The study’s findings have important ramifications for academics, portfolio managers, international investors and policymakers. Investors and hedgers may have fewer options for diversification given the reported volatility spillover between financial markets. As a result, individuals can design their investing and diversification plans with the goal of minimizing risk and maximizing returns. The results demonstrating the dynamic volatility spillover between India and its top FDI partners suggest that regulators should transition towards ‘Information-based Surveillance’, monitoring asset price movements in major FDI investor nations to anticipate the potential systemic risks that may travel through equity channels (contagion). Also, as the volatility shocks are highly persistent and non-mean reverting, the Central Bank should incorporate these volatility spillover effects into its risk assessment frameworks. For example, a sudden volatility spike in the United Kingdom, the United States or Japan stock markets may indicate a fall in FDI-related capital flows in the near future, requiring pre-emptive liquidity adjustments to stabilize the Indian Rupee. Finally, the results exhibit a high level of integration with current stakeholders, suggesting a need for strategic FDI diversification. By incentivizing investment from nations with lower or negative correlation, India can build a ‘volatility buffer’ that reduces its sensitivity to regional financial crises and ensures long-term economic resilience.

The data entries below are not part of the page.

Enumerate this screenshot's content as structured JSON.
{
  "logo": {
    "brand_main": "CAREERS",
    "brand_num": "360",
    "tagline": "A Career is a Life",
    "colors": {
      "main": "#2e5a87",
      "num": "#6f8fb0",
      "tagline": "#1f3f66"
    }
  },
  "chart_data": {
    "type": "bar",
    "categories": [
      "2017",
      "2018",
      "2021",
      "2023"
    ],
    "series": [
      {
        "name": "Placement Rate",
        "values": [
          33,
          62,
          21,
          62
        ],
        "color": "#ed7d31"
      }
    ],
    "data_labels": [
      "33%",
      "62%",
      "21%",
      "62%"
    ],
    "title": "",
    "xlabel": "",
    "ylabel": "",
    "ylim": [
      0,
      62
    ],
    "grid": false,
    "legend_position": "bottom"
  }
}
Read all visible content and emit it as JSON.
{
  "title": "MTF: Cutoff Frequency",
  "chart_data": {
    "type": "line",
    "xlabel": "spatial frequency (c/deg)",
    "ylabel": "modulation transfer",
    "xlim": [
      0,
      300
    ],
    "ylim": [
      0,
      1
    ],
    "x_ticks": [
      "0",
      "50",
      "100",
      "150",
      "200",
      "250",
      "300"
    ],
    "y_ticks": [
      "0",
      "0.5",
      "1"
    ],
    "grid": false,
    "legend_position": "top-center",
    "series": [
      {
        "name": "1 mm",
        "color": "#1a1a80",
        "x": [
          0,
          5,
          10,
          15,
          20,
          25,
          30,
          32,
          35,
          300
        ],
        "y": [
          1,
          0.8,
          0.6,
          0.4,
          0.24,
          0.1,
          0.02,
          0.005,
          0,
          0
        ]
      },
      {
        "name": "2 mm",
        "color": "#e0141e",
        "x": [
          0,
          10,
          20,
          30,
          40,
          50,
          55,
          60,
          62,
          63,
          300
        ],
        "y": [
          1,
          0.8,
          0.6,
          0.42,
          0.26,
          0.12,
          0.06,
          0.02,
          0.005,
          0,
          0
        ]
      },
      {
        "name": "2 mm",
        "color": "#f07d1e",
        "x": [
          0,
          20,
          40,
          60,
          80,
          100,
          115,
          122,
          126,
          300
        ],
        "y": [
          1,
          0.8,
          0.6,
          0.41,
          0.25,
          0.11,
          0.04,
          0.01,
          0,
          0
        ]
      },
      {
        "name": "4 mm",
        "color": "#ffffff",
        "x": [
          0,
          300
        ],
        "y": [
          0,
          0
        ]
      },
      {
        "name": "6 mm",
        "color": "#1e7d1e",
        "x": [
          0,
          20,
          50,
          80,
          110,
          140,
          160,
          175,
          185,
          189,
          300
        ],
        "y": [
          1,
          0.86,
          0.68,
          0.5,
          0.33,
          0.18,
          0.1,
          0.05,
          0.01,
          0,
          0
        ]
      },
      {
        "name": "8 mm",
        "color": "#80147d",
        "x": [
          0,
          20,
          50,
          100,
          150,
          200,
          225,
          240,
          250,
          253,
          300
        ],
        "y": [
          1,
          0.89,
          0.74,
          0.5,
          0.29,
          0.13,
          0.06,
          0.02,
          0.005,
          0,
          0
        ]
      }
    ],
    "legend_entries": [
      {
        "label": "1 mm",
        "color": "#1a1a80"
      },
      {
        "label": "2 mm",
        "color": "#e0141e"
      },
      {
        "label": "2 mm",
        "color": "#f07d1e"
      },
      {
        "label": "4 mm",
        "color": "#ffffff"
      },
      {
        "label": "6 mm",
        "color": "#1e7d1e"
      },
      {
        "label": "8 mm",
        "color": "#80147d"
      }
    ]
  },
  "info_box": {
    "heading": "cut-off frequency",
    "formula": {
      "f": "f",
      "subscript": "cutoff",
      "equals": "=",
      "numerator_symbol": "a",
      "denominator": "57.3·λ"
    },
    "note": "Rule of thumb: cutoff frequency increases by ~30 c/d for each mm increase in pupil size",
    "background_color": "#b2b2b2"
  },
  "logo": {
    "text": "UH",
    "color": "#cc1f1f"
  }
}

The results of DCC-GARCH demonstrate that co-movement equilibrium between India and its FDI partners is not constant but dynamic, that is, intensifies during the times of market stress. This suggests to international investors and portfolio managers that portfolio diversification is not a constant or ‘set-and-forget’ strategy; rather, it may require dynamic rebalancing. By applying ‘rolling-window’ forecasts and setting thresholds (e.g., reducing exposure to FDI partners when correlations cross a definite point), investors can take the decision to shift the capital towards ‘decoupled’ markets like Cyprus. This vigorous approach warrants that the portfolio remains robust across diverse volatility regimes, thereby protecting returns when international spillovers exaggerate.
Limitations and Scope for Future Research
There are a few limitations of the study. Though Cayman Islands is also a top FDI contributor, the study has excluded this country due to the lack of availability of its historical stock index data, which is a general constraint in international spillover research. The study used country-specific benchmark stock market indices, each of which had a different number of constituents. Global market composite indices were not taken into account for analysis in this study. This could be considered a future study project. Future research can be undertaken on volatility spillover across additional stock markets in different regions, between other markets (commodity, currency, etc.) of different nations, between financial markets and the macro-economy, and using weekly, monthly or high-frequency data. Additionally, future research may specifically examine the impact of key national policy shocks, like the demonetization (2016), on the spillover dynamics among the FDI partners by employing structural break tests or sub-period analysis to isolate episodic volatility from long-term trends.
Footnotes
Declaration of Conflicting Interests
The author declared no potential conflicts of interest with respect to the research, authorship and/or publication of this article.
Funding
The author received no financial support for the research, authorship and/or publication of this article.